Directed by Jake Schreier | Written by Eric Pearson and Joanna Calo | 126 min | ▲▲▲
I’ve very much joined the chorus of critical voices disappointed in the Marvel Cinematic Universe since its first major arc wrapped up with Avengers: Endgame. There have been interesting failures, fun romps, and intriguing new characters, but little sense of a broadening and deepening of the mythology. Instead, too many messes and misfires, with only one effort in the past five years that really brought the emotional wallop of the best of the franchise.
In view of all that, I can understand why we’re getting a lot of enthusiasm with this new Marvel effort, officially kicking off the summer 2025 blockbuster season. Thunderbolts* is actually about something, and you can watch how it squirms to forefront its themes ahead of the MCU formula of gravity-defying and jokey super heroics. It’s not stellar, but it manages to be a lot better than, say, the last MCU movie we sat through.

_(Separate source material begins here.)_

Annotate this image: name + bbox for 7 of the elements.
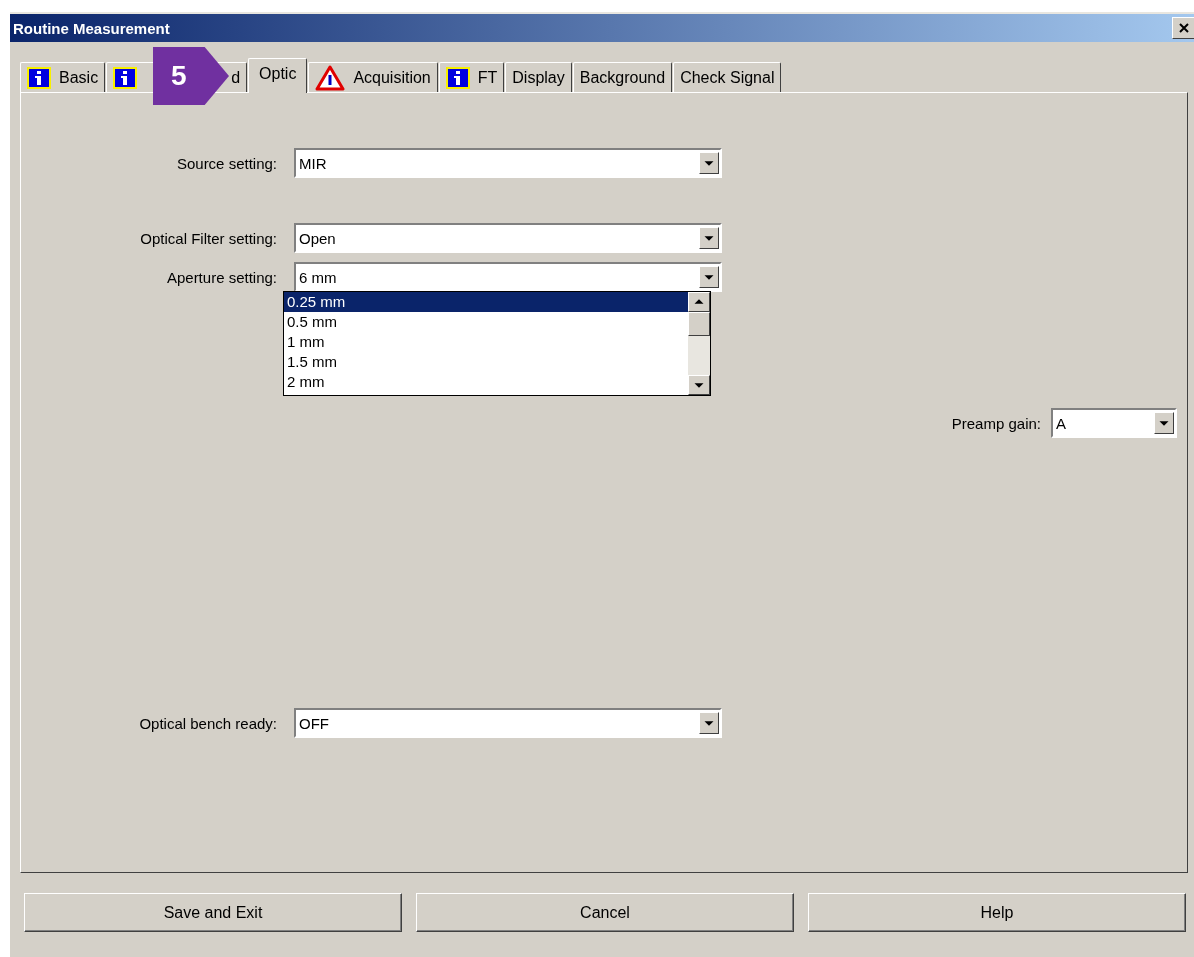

As usual, the casting is superb. This movie forefronts one of the biggest stars in Hollywood, Florence Pugh. She was introduced in Black Widow, as Yelena, the younger sister of the late, much-missed Natasha Romanoff, and she carries this thing effortlessly.
She’s a melancholy assassin working for a recent MCU antagonist, Valentina Allegra de Fontaine, played with a lot of enthusiasm by Julia Louis-Dreyfus. Val is also the head of the CIA while trying to hide her controlling interest in an evil corporate entity sponsoring a superhero-creation project, The Sentry. As she’s about to be impeached on Capitol Hill she’s doing her best to destroy all connection to her dirty dealings — that includes trapping and killing all the agents who’ve done work for her: Taskmaster (Olga Kurylenko), Ghost (Hannah John-Kamen), John Walker aka alternative Captain America (Wyatt Russell), and Yelena, as well as an dude named Bob (Lewis Pullman, who weirdly also played a guy named Bob in Top Gun: Maverick). Bob doesn’t know why he’s there, but he’s gonna end up being important later.
The first act is largely concerned with these erstwhile villains and misfits trying to kill each other, and then trying not to die in Val’s secret mountain lair — which might be fun but they keep pausing so Yelena and Bob can talk about their feelings of ennui. I’m all for character-building conversations, but the script isn’t sharp enough to make this feel natural. The forward momentum of the whole movie grinds to a halt too often in the first 45 minutes as it establishes stakes and why we should care about these folks.
Fortunately, David Harbour as Alexei, the Red Guardian, and Yelena’s father, shows up in a limo and that helps matters — he’s the movie’s most reliable laugh generator. Bucky Barnes (Sebastian Stan), the only Avengers veteran in the picture, also helps bring this new group together, though Marvel deciding a former brain-controlled killer should become a politician makes no sense at all for his character.
As the movie sets up its finale, we do start to care for these people. Well, not all of them, and not equally, but certainly Yelena and Alexei, who have a good moment together on the street outside Grand Central Station — right where the Avengers fought aliens to a standstill back in 2012. It’s worth mentioning the talented Geraldine Viswanathan is terrific as Val’s assistant, Mel. Hopefully she gets more of a chance to shine in future movies.
Mostly though, this is Pugh’s movie, and as Yelena she (and to some degree, Bob) helps us think about how having a genuine purpose, one that helps other people, can make you feel better about yourself. It’s also about how depression and mental illness is a void that can be beaten with the help of other people. It’s a pretty simple message conveyed clumsily between a bunch of pretty rote action set pieces, the likes of which we’ve seen too often before. Marvel needs to regularly not only refresh its character beats it needs to provide new ways of wowing us in the action scenes.
Still, the good parts of Thunderbolts* provide a reason to feel optimistic about where the MCU could be headed.